A Microsoft está apostando em modelos de IA que não são modelos de linguagem extensa. A empresa anunciou na quinta-feira que está lançando três novos modelos: novos modelos para transcrição de voz e texto e a segunda geração de seu modelo interno de imagem.
Os modelos de transcrição de voz e texto são os primeiros desse tipo da Microsoft. O modelo de transcrição pode traduzir gravações em texto em 25 idiomas diferentes. Foi construído para legendagem de vídeoreunindo agentes de transcrição e voz. O modelo de voz pode criar gravações de áudio de até 60 segundos de duração.
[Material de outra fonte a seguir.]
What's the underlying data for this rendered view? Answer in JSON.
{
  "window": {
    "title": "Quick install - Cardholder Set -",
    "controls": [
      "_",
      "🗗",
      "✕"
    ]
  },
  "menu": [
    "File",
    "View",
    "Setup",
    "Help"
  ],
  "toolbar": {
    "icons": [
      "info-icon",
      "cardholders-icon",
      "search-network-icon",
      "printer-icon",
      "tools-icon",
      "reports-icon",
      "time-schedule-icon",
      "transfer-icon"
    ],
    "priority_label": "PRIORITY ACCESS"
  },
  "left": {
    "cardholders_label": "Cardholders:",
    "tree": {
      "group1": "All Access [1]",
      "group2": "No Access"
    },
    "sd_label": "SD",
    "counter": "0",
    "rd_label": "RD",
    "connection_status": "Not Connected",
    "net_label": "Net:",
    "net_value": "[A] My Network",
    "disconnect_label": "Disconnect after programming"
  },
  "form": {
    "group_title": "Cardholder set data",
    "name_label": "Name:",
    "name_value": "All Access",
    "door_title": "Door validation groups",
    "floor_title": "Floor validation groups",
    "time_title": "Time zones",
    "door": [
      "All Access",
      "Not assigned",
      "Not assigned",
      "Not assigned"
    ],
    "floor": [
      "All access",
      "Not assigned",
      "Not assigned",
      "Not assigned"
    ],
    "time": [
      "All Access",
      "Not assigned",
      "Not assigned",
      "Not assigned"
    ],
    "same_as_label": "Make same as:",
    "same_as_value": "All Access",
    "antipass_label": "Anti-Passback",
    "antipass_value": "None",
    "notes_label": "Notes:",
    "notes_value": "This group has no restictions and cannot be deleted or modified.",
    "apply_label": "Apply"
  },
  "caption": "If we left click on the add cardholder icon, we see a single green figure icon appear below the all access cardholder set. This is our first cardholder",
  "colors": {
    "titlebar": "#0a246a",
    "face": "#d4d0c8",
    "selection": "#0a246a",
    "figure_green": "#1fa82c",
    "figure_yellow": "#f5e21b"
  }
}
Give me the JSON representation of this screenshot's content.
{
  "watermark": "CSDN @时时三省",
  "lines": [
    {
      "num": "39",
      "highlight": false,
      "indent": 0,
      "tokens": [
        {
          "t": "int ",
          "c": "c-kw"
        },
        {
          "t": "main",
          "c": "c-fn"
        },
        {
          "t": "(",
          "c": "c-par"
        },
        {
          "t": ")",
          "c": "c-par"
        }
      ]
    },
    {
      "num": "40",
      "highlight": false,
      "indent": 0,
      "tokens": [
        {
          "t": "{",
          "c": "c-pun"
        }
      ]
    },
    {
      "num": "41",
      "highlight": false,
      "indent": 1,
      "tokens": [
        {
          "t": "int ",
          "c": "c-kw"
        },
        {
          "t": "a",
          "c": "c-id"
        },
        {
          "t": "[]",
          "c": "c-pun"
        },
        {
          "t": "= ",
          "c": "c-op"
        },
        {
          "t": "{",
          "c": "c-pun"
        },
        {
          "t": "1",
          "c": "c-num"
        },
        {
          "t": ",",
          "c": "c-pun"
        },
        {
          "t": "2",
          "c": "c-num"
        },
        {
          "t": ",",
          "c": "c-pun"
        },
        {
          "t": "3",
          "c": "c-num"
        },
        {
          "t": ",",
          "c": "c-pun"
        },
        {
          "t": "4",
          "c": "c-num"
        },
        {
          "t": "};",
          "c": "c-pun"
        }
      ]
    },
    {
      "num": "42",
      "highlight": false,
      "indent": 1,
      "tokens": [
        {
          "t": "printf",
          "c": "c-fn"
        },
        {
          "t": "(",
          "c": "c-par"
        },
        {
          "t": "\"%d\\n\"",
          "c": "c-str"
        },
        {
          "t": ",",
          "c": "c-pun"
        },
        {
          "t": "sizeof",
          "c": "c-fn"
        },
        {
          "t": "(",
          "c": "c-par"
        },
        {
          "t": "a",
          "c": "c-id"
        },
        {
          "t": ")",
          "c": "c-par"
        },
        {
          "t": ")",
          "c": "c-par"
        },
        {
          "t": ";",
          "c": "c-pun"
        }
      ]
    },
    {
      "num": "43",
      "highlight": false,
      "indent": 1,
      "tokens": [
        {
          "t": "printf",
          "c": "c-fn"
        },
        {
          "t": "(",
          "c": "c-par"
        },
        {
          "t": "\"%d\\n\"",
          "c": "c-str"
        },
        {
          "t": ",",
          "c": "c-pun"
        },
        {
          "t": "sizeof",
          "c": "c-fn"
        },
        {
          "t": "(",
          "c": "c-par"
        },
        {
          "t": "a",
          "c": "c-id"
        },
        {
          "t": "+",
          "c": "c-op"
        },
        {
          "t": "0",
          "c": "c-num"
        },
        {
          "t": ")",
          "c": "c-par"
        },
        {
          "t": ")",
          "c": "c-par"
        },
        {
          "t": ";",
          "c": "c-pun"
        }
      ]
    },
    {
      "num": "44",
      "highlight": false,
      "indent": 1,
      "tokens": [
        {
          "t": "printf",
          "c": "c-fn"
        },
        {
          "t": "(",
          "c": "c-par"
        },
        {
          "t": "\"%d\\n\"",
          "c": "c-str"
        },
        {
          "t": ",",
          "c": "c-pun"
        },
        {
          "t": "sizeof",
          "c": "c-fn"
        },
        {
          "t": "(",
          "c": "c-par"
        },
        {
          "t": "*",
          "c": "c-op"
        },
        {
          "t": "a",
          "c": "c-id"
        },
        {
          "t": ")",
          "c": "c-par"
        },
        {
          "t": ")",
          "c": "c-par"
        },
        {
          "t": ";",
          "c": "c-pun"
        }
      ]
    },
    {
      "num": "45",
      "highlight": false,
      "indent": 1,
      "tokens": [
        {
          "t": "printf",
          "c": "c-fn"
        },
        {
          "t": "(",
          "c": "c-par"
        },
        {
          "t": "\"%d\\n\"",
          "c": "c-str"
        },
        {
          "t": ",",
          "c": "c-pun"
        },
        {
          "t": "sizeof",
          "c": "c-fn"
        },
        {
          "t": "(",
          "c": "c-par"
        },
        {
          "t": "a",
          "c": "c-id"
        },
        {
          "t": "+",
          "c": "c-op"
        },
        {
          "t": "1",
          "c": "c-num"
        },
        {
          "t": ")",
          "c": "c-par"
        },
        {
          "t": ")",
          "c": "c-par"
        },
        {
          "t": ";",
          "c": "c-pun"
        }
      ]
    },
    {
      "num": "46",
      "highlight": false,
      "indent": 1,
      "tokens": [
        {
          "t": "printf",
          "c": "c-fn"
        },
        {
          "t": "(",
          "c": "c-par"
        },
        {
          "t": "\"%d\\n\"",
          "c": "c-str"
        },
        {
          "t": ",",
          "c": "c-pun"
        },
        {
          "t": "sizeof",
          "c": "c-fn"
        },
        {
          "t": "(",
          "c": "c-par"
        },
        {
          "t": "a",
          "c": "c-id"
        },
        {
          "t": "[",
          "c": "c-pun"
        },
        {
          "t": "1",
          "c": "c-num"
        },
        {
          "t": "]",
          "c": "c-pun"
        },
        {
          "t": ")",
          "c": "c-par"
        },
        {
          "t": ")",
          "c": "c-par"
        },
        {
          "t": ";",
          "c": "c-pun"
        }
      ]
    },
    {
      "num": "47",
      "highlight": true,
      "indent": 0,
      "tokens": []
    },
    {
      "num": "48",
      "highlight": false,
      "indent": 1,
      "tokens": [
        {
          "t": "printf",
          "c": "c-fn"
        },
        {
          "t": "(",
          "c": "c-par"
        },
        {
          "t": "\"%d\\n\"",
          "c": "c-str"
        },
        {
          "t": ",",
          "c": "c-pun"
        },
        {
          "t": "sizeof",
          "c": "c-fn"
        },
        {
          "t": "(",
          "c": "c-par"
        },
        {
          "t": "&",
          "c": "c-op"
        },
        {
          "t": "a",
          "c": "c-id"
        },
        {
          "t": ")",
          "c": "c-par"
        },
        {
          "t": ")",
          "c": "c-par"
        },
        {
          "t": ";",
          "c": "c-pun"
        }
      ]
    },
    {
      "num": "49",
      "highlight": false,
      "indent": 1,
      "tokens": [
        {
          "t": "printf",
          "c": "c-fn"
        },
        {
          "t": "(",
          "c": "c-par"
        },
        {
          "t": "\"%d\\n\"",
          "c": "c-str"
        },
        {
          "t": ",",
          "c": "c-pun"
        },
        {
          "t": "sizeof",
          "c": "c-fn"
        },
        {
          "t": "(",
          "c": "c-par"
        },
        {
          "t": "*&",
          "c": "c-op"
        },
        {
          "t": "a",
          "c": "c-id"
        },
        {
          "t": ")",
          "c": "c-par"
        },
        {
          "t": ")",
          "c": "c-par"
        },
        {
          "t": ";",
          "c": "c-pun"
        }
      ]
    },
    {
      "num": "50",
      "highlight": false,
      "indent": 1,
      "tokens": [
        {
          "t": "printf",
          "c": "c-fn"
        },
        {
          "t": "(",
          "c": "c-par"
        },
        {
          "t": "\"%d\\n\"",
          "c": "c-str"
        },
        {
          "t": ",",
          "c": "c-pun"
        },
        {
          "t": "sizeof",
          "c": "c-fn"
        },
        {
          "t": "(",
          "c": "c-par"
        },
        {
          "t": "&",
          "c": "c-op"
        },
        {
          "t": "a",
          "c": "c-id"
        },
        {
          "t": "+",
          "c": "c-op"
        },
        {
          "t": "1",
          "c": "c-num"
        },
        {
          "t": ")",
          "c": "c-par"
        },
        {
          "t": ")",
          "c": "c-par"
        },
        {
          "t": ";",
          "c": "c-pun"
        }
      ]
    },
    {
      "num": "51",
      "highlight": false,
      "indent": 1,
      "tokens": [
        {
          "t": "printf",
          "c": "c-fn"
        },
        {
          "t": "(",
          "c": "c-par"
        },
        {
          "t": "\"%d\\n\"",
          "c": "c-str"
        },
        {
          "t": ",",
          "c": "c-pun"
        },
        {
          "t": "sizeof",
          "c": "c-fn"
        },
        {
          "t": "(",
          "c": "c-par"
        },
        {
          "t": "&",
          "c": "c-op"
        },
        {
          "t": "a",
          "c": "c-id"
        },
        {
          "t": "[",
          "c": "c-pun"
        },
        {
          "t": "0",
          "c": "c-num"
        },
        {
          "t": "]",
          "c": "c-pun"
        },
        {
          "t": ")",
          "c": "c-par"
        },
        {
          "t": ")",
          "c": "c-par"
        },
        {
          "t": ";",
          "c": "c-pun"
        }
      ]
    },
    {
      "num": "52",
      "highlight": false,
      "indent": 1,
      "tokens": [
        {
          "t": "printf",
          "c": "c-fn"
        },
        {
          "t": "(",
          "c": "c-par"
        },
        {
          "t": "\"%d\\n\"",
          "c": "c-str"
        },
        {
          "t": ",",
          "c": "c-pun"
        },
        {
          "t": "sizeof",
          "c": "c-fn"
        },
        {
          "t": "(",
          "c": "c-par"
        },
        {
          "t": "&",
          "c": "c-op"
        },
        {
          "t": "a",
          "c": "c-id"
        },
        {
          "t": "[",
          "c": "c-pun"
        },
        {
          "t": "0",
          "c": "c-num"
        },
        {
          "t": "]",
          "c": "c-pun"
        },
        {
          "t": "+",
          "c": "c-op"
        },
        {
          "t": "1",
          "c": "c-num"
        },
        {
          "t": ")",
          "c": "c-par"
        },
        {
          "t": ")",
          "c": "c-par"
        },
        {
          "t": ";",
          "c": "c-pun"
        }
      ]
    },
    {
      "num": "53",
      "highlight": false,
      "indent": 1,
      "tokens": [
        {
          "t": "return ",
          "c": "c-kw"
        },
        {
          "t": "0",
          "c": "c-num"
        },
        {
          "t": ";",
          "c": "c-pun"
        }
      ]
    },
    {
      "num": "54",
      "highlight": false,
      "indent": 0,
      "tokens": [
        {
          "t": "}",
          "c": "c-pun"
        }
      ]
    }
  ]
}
A empresa afirma que seu modelo de imagem de segunda geração tem uma velocidade de geração mais rápida e representações mais realistas, melhorando seu modelo anterior. Eles estão disponíveis agora no Foundry da Microsoft e no playground MAI, com planos futuros de trazer o MAI-Picture-2 para o Bing e o PowerPoint. Os desenvolvedores podem conferir informações sobre preços aqui.
Esses novos modelos são um sinal claro de que a Microsoft está buscando expandir suas ofertas no mercado de IA. O Copilot da Microsoft é um dos chatbots mais populares para empresas, especialmente aquelas que já usam o pacote Workplace 360 da Microsoft e o serviço de nuvem Azure. Além do agora desatualizado modelo de imagem authentic, a Microsoft concentrou-se principalmente em modelos baseados em texto, tentando distinguir-se entre os seus muitos concorrentes como uma opção segura e empresarial. Suas mais novas ferramentas de IA, Copiloto Cowork e Saúde do Copilotosão prova disso.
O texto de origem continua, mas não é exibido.